For Me and For Someone Else: Performing the Research Process

Research Reflection Prompt #3

Due: Sunday, 2 October

Introduction and Context             Last week we talked about the direction of post-secondary education and “training” under the GI Bill and how that may, or may not, have been reflected on your campus – in its curriculum, in its mission, in its physical spaces, in its financing education, in the demographics of its student body, etc.

This week, we’ll be meeting with you as teams to discuss your intellectual work so far and your ideas and design for a Digital Humanities project.

In addition, this week’s reading looks at where two authors see an important intersection between the liberal arts and Digital Humanities – in making the research process visible and in trying to think about ourselves and others, to anticipate what we and others need as we structure a narrative, to be “sympathetic” as we research.

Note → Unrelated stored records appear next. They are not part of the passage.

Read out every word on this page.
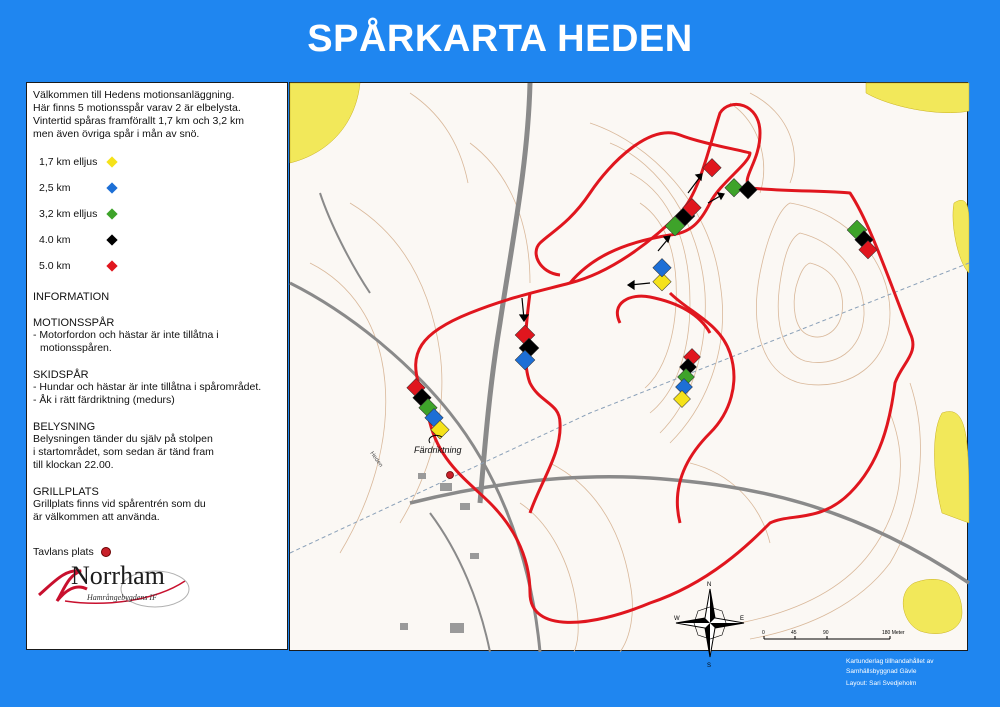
SPÅRKARTA HEDEN
Välkommen till Hedens motionsanläggning.
Här finns 5 motionsspår varav 2 är elbelysta.
Vintertid spåras framförallt 1,7 km och 3,2 km
men även övriga spår i mån av snö.
1,7 km elljus
2,5 km
3,2 km elljus
4.0 km
5.0 km
INFORMATION
MOTIONSSPÅR
- Motorfordon och hästar är inte tillåtna i
motionsspåren.
SKIDSPÅR
- Hundar och hästar är inte tillåtna i spårområdet.
- Åk i rätt färdriktning (medurs)
BELYSNING
Belysningen tänder du själv på stolpen
i startområdet, som sedan är tänd fram
till klockan 22.00.
GRILLPLATS
Grillplats finns vid spårentrén som du
är välkommen att använda.
Tavlans plats
Norrham
Hamrångebygdens IF
Färdriktning
Heden
N
S
E
W
0	45	90	180 Meter
Kartunderlag tillhandahållet av
Samhällsbyggnad Gävle
Layout: Sari Svedjeholm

As you read the essay 1) gather insights and take notes for your third piece of writing, which will be posted on your blog by Sunday, 2 October;  2) feel free to discuss the insights or questions you have about the “sympathetic research imagination” with your team mate, with your friends and mentors, with your research support network, and with us; and 3) consider how the reading might shape the kinds of questions you use in the interviews you’ll be conducting later this semester – what does liberal arts mean to the people you talk with?  What do they think about being part of a process of collecting stories and curating a narrative about your college?

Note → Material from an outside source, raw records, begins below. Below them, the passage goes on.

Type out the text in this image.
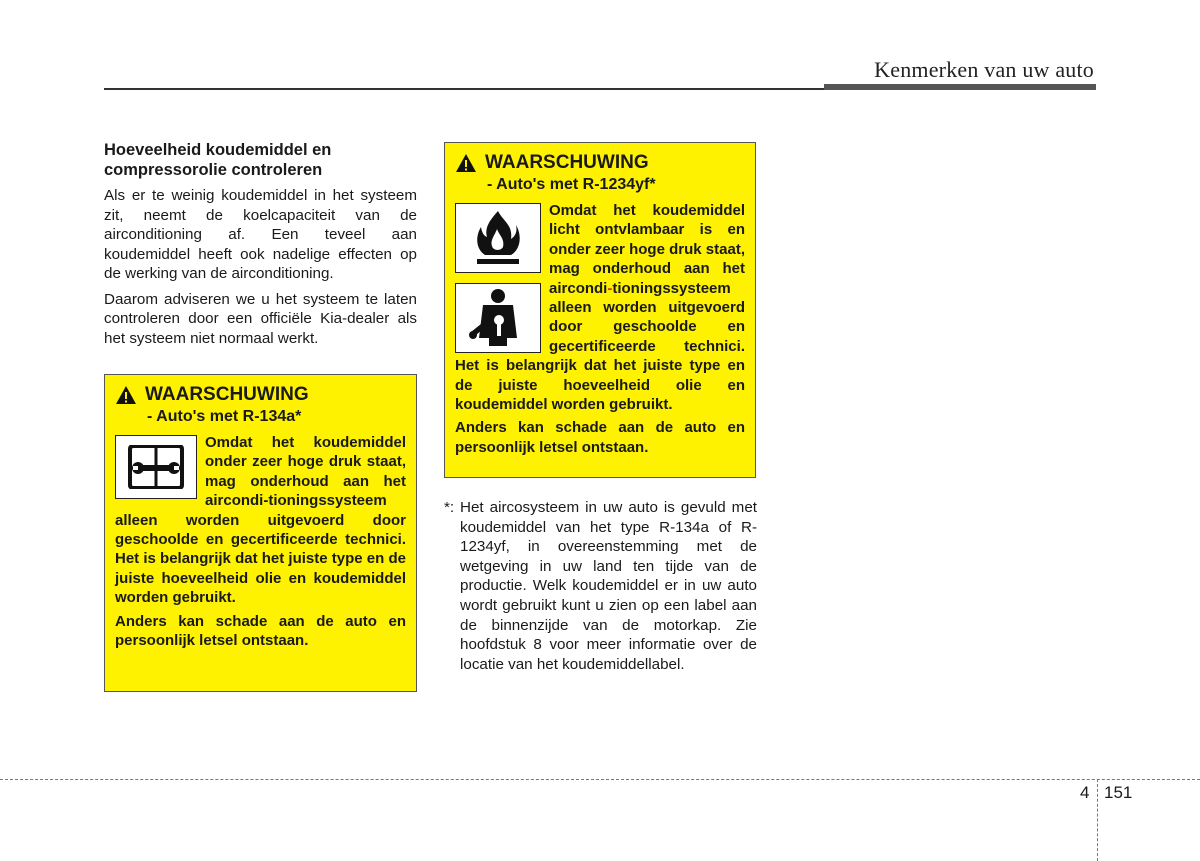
Kenmerken van uw auto
Hoeveelheid koudemiddel en compressorolie controleren

Als er te weinig koudemiddel in het systeem zit, neemt de koelcapaciteit van de airconditioning af. Een teveel aan koudemiddel heeft ook nadelige effecten op de werking van de airconditioning.

Daarom adviseren we u het systeem te laten controleren door een officiële Kia-dealer als het systeem niet normaal werkt.

WAARSCHUWING
- Auto's met R-134a*

Omdat het koudemiddel onder zeer hoge druk staat, mag onderhoud aan het aircondi-tioningssysteem alleen worden uitgevoerd door geschoolde en gecertificeerde technici. Het is belangrijk dat het juiste type en de juiste hoeveelheid olie en koudemiddel worden gebruikt.

Anders kan schade aan de auto en persoonlijk letsel ontstaan.

WAARSCHUWING
- Auto's met R-1234yf*

Omdat het koudemiddel licht ontvlambaar is en onder zeer hoge druk staat, mag onderhoud aan het aircondi-tioningssysteem alleen worden uitgevoerd door geschoolde en gecertificeerde technici. Het is belangrijk dat het juiste type en de juiste hoeveelheid olie en koudemiddel worden gebruikt.

Anders kan schade aan de auto en persoonlijk letsel ontstaan.

*: Het aircosysteem in uw auto is gevuld met koudemiddel van het type R-134a of R- 1234yf, in overeenstemming met de wetgeving in uw land ten tijde van de productie. Welk koudemiddel er in uw auto wordt gebruikt kunt u zien op een label aan de binnenzijde van de motorkap. Zie hoofdstuk 8 voor meer informatie over de locatie van het koudemiddellabel.
4 151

For your third blog post, please discuss:

1) the relationship between what you understand the liberal arts and digital humanities to be (viz., overlaps? irreconcilables? same objectives, different methods?  different objectives, same methods, etc.), and

2) how those relationships between the liberals arts and Digital Humanities connect, challenge, or support the research process you’re doing for this COPLAC digital project – a developing, evolving project done in public.

 Reading List 

 Everyone should read “The Sympathetic Research Imagination” (2016).

The Digital Humanities project discussed in the article is Black Liberation 1969.

Another short essay related to this topic of being intentionally “slow” and intentionally “public” is Sheila A. Brennan’s “Public, First” (2016).